1.    In Gutheissung der Beschwerde wird die Verfügung der Sozialversicherungsanstalt des Kantons Zürich, IV-Stelle, vom 13. November 2013 aufgehoben, und es wird festgestellt, dass die Beschwerdeführerin weiterhin Anspruch auf eine Entschädigung wegen mittelschwerer Hilflosigkeit hat.

2.    Die Gerichtskosten von Fr. 700.-- werden der Beschwerdegegnerin auferlegt. Rechnung und Einzahlungsschein werden der Kostenpflichtigen nach Eintritt der Rechtskraft zugestellt.

3.    Die Beschwerdegegnerin wird verpflichtet, dem unentgeltlichen Rechtsvertreter der Beschwerdeführerin, Rechtsanwalt David Husmann, Zürich, eine Prozessentschädigung von Fr. 3085.30 (inkl. Barauslagen und MWSt) zu bezahlen.

4.    Zustellung gegen Empfangsschein an:

- Rechtsanwalt David Husmann

- Sozialversicherungsanstalt des Kantons Zürich, IV-Stelle, unter Beilage einer Kopie von Urk. 19

- Bundesamt für Sozialversicherungen

sowie an:

- Gerichtskasse (im Dispositiv nach Eintritt der Rechtskraft)
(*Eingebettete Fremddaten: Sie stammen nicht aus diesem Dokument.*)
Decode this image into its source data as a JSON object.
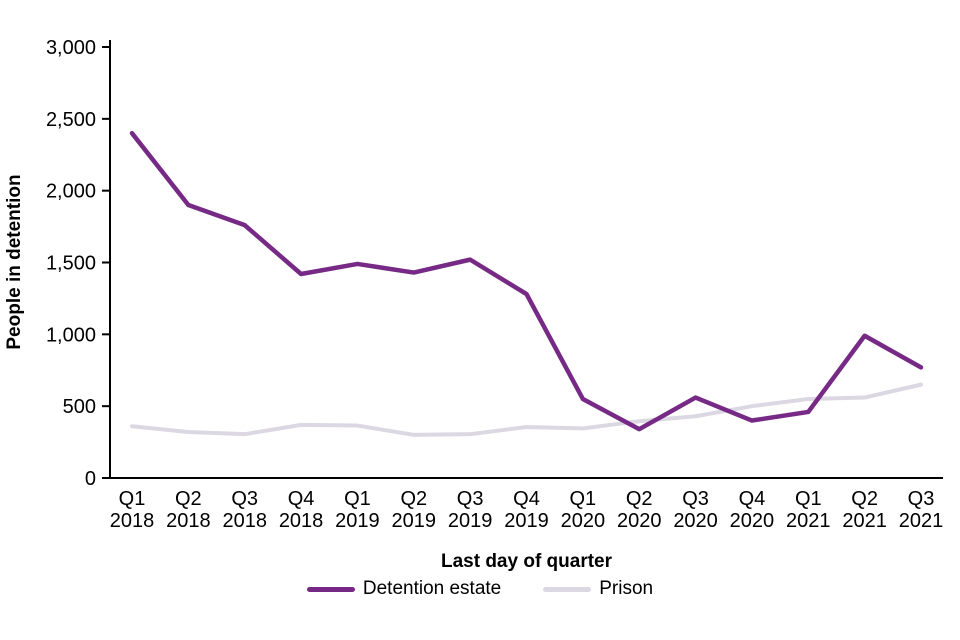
{
  "chart_data": {
    "type": "line",
    "xlabel": "Last day of quarter",
    "ylabel": "People in detention",
    "categories": [
      "Q1 2018",
      "Q2 2018",
      "Q3 2018",
      "Q4 2018",
      "Q1 2019",
      "Q2 2019",
      "Q3 2019",
      "Q4 2019",
      "Q1 2020",
      "Q2 2020",
      "Q3 2020",
      "Q4 2020",
      "Q1 2021",
      "Q2 2021",
      "Q3 2021"
    ],
    "series": [
      {
        "name": "Detention estate",
        "color": "#772a85",
        "values": [
          2400,
          1900,
          1760,
          1420,
          1490,
          1430,
          1520,
          1280,
          550,
          340,
          560,
          400,
          460,
          990,
          770
        ]
      },
      {
        "name": "Prison",
        "color": "#dbd8e3",
        "values": [
          360,
          320,
          305,
          370,
          365,
          300,
          305,
          355,
          345,
          395,
          430,
          500,
          550,
          560,
          650
        ]
      }
    ],
    "ylim": [
      0,
      3000
    ],
    "ytick_step": 500,
    "grid": false,
    "legend_position": "bottom",
    "axis_color": "#000000"
  }
}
5.    Gegen diesen Entscheid kann innert 30 Tagen seit der Zustellung beim Bundesgericht Beschwerde eingereicht werden (Art. 82 ff. in Verbindung mit Art. 90 ff. des Bundesgesetzes über das Bundesgericht, BGG). Die Frist steht während folgender Zeiten still: vom siebten Tag vor Ostern bis und mit dem siebten Tag nach Ostern, vom 15. Juli bis und mit 15. August sowie vom 18. Dezember bis und mit dem 2. Januar (Art. 46 BGG).

    Die Beschwerdeschrift ist dem Bundesgericht, Schweizerhofquai 6, 6004 Luzern, zuzustellen.

    Die Beschwerdeschrift hat die Begehren, deren Begründung mit Angabe der Beweismittel und die Unterschrift des Beschwerdeführers oder seines Vertreters zu enthalten; der angefochtene Entscheid sowie die als Beweismittel angerufenen Urkunden sind beizulegen, soweit die Partei sie in Händen hat (Art. 42 BGG).